Protestan los de la Marea Blanca, las organizaciones que defienden la
sanidad pública, los sindicatos de médicos y enfermeros, los
profesionales que están a pie de Urgencias o de quirófanos... y por
supuesto los pacientes que esperan durante meses una prueba o una
intervención. Que se alce ante ellos impertérrito el consejero Oliván
para negar la mayor y asegurar que todo va como una seda es ya
irrelevante. La credibilidad de este personaje (parte de un gobierno al
que le acaba de estallar el déficit en la cara cuando venía anunciando
lo contrario) está bajo mínimos. La forma en que maneja su departamento,
cesando y nombrando cargos a troche y moche es el reflejo de una
absoluta incompetencia puesta al servicio de una labor evidentemente
destructiva. Dentro de unos años, ese Salud que venía ofreciendo una
asistencia de alta calidad, desarrollada por profesionales de primer
nivel, se habrá devaluado hasta extremos que todavía no podemos
imaginar. Es sin duda uno de los efectos más terribles de la parada de motores ordenada por la presidenta Rudi, aunque no es el único.

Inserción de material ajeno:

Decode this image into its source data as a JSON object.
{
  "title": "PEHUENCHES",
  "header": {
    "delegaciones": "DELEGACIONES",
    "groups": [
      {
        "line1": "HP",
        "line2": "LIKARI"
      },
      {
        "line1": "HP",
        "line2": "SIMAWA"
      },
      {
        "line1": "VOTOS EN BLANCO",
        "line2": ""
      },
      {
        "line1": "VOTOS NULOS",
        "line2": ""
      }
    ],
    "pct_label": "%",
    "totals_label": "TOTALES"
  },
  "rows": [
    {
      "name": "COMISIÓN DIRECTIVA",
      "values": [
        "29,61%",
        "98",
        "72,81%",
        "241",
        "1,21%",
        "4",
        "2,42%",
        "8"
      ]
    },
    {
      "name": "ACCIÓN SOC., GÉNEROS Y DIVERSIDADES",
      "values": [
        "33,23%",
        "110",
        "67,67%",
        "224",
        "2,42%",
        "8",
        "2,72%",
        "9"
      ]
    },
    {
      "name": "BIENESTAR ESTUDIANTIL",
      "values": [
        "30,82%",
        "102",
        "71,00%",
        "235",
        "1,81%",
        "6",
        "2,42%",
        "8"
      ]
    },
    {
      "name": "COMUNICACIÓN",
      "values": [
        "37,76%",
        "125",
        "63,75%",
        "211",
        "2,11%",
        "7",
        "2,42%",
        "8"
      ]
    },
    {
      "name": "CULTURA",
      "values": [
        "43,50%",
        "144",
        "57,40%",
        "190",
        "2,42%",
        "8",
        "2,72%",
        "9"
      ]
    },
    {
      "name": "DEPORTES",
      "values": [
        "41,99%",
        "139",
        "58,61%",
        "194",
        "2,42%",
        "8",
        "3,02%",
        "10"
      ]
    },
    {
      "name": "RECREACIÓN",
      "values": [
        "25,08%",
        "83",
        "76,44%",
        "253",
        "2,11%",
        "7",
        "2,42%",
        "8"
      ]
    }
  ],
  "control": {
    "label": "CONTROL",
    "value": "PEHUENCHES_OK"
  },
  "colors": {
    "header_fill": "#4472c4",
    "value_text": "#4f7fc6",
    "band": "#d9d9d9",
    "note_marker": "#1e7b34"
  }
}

No hay datos oficiales (el consejero se niega a darlos), pero desde los
propios colectivos profesionales calculan que 23.571 pacientes están
pendientes de ser operados en Zaragoza. De ellos, 8.479 llevan así más
de medio año. En tan amplio colectivo habrá sin duda personas cuya salud
ha de sufrir un deterioro irreversible en la espera. Miles de enfermos
aguardan a que llegue su turno sometidos a un régimen de dolor físico y
depresión. La gente, desesperada, acude a Urgencias y el servicio se
colapsa. Conveniar con las clínicas privadas pruebas e intervenciones
apenas palía los efectos del colapso que atenaza al sistema público. Por
otro lado, algunas de dichas clínicas no ofrecen ni de cerca el nivel
tecnológico y científico de los grandes hospitales del Salud. ¿Hasta
cuándo va a durar semejante situación? ¿Cómo será posible reparar los
daños?
La sanidad es quizás el ámbito que más sufre la
paralización que actualmente agarrota al Aragón oficial. Pero la
educación y los servicios sociales están sometidos a similar rigor. Las
carreteras se deterioran sin remedio. Decisiones y medidas de estímulo
destinadas a impulsar la actividad económica quedan trabadas por la
burocracia más lenta y espesa que se recuerda en muchos años. La
administración pública aragonesa se arrastra como una vieja tortuga
sometida a constantes cambios en las jefaturas de servicio (donde Rudi y
sus consejeros han perpetrado una auténtica purga con el doble efecto
de reducir la eficacia e incrementar el coste).
Bajo un entramado institucional agarrotado, Aragón se apaga. Ya no cabe hablar de autoestima, sino de supervivencia.